La novia de Sergio Denis tuvo reiterados cruces con la familia del artista desde el accidente. No le permitían visitarlo en la clínica, pero ahora ella asegura que lo visitó. Sobre la restricción, dijo: "Ese tema ya está en la Justicia, mi abogado y yo estamos a la espera de que salga una mediación".
"Llegué a las 10:15 de la mañana, entré y saludé al guardia, que me tenía re fichada y me dijo que no podía pasar. Le pregunté si estaba la familia de Sergio y, como me dijo que no, le pedí que tuviera un gesto humano y que llamara a un médico para que me cuente cómo evoluciona", relató la mujer a Teleshow.
"Mientras esperaba al médico -me dijo que tardaría 25 minutos-, me senté en un sillón que da a la sala de rehabilitación, separada por una puerta de vidrio. Pasaron dos personas en sillas de ruedas, un chico en una camilla, y pasa él…", dijo Verónica Monti, todavía impactada por la imagen que le quedó del cantante.
Aseguró que todo duró dos segundos y que recién pudo verle la cara a Sergio Denis cuando el enfermero que trasladaba la camilla se agachó. "Él (por el músico) llevaba un camisolín, esos propios de las clínicas. Estaba de costado, mirando para donde estaba yo. Tenía los ojos abiertos, pero la mirada perdida. Además, la boca semi abierta y estaba pelado".

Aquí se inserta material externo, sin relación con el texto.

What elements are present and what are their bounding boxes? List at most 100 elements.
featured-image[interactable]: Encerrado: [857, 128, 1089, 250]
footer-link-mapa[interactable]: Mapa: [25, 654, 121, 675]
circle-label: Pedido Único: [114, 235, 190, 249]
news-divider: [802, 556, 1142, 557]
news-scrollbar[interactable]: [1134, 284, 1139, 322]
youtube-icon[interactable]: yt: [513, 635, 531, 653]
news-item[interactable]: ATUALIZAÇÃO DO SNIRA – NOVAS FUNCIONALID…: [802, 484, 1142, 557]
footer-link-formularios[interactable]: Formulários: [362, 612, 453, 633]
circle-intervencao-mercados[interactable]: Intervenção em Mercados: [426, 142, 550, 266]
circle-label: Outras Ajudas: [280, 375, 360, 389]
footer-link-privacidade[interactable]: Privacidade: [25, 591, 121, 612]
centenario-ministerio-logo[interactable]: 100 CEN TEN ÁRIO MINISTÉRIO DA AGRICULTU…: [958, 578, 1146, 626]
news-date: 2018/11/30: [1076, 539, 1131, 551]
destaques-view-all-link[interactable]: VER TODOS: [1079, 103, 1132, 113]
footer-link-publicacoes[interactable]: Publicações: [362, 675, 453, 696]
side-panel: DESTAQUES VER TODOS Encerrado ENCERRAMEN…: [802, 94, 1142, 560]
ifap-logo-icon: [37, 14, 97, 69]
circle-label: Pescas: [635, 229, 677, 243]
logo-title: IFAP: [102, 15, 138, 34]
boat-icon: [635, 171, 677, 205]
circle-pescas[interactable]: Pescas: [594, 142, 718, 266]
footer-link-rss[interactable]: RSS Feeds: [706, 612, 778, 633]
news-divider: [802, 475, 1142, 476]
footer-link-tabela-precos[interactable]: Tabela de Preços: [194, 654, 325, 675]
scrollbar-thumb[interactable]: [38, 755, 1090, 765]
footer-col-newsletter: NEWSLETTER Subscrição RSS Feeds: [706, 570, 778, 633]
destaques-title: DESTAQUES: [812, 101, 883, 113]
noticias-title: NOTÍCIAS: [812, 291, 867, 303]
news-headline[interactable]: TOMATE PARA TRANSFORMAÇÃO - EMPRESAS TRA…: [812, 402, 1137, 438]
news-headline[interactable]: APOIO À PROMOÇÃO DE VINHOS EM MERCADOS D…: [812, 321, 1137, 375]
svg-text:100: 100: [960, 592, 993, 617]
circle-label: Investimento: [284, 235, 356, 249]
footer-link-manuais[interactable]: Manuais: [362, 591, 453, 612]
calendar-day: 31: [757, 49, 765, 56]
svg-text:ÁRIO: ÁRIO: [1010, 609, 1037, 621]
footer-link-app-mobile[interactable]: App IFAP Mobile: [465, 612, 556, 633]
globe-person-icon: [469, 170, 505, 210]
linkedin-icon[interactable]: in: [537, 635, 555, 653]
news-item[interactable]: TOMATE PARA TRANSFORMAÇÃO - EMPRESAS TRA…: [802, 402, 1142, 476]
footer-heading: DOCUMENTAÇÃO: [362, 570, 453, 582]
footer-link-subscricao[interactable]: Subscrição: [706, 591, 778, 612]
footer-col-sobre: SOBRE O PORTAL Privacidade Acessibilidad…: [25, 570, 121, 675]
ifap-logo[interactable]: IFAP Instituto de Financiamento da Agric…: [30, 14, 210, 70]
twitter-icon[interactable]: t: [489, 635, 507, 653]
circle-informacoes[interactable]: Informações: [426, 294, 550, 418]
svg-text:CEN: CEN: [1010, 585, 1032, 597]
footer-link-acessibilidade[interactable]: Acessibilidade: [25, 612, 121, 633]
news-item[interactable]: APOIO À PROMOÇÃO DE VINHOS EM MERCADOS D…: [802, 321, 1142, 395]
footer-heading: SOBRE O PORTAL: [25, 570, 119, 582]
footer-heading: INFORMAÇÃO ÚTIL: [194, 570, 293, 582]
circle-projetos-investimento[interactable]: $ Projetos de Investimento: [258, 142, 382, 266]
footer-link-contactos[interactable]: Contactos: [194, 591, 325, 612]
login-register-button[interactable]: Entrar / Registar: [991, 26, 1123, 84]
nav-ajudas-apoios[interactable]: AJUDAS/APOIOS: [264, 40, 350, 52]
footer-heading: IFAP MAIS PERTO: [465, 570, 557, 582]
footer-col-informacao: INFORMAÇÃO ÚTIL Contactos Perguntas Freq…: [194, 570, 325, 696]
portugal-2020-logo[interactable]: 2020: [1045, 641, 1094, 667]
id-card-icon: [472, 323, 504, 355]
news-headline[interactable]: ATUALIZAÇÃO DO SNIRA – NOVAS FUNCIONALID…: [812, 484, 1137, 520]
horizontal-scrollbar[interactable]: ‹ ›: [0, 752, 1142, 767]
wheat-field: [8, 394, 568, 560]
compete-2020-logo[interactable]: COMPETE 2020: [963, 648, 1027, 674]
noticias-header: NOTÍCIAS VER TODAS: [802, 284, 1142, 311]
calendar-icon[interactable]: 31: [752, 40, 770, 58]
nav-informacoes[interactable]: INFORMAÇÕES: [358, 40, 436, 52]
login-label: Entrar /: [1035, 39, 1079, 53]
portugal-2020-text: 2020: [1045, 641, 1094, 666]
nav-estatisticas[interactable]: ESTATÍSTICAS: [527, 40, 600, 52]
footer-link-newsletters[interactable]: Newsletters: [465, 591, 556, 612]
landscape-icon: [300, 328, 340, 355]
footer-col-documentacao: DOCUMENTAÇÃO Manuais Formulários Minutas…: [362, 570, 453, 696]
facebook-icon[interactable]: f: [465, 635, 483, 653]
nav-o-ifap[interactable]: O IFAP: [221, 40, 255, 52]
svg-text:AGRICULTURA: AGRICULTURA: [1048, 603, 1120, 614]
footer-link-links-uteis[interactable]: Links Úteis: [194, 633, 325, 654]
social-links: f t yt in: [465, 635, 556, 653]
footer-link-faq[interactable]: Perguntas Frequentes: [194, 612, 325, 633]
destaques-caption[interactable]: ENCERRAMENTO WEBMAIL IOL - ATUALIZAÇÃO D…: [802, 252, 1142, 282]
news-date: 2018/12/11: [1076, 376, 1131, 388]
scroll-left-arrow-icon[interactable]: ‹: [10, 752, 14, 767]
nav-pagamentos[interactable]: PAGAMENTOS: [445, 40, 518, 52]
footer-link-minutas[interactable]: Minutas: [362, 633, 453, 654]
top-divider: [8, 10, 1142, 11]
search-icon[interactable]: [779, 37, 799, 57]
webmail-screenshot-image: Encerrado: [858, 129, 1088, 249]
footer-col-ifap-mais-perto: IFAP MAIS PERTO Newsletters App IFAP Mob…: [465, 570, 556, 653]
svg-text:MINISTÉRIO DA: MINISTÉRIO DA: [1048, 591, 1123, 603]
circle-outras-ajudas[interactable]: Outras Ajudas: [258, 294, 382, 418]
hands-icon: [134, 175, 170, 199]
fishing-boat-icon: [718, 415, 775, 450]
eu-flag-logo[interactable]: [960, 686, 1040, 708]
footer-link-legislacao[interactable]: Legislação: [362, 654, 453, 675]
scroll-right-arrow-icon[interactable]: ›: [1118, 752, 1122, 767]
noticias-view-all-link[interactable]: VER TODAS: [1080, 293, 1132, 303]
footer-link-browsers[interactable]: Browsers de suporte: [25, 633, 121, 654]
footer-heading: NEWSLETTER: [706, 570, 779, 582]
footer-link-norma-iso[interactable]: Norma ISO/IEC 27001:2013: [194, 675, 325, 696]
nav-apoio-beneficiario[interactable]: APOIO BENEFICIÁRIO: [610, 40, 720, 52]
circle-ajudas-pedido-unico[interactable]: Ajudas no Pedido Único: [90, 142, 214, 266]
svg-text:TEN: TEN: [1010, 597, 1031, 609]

"Me impactó. Me impresionó, me parece una palabra horrible, pero fue un shock. Es mucho el deterioro. Está consumido, muy flaco. En mi cabeza yo tenía una construcción de una persona deteriorada, pero no tanto", continuó Monti, que abandonó la clínica en medio de un ataque de llanto. "Gracias por nada", le dijo al oficial de seguridad.
"Me encantaría darle la mano. Que escuche mi voz, pero toda la familia me tiene bloqueada", lamentó, y explicó que los hijos y hermanos del cantante se enojaron porque ella sostuvo públicamente que el músico tenía problemas de adicciones. "En febrero de este año lo llamé a su hijo Federico para pedirle auxilio, pero me mandó a cagar. Literal".
Desde la clínica, por su parte, hicieron un descargo: "Vino hasta la puerta y no la dejamos pasar. No estaba en la lista de las visitas permitidas. Además, sabemos quien es por los medios. Queremos llevar tranquilidad a los familiares de la gente que está internada acá, que sepan que no su vulnera la seguridad del lugar tan fácilmente".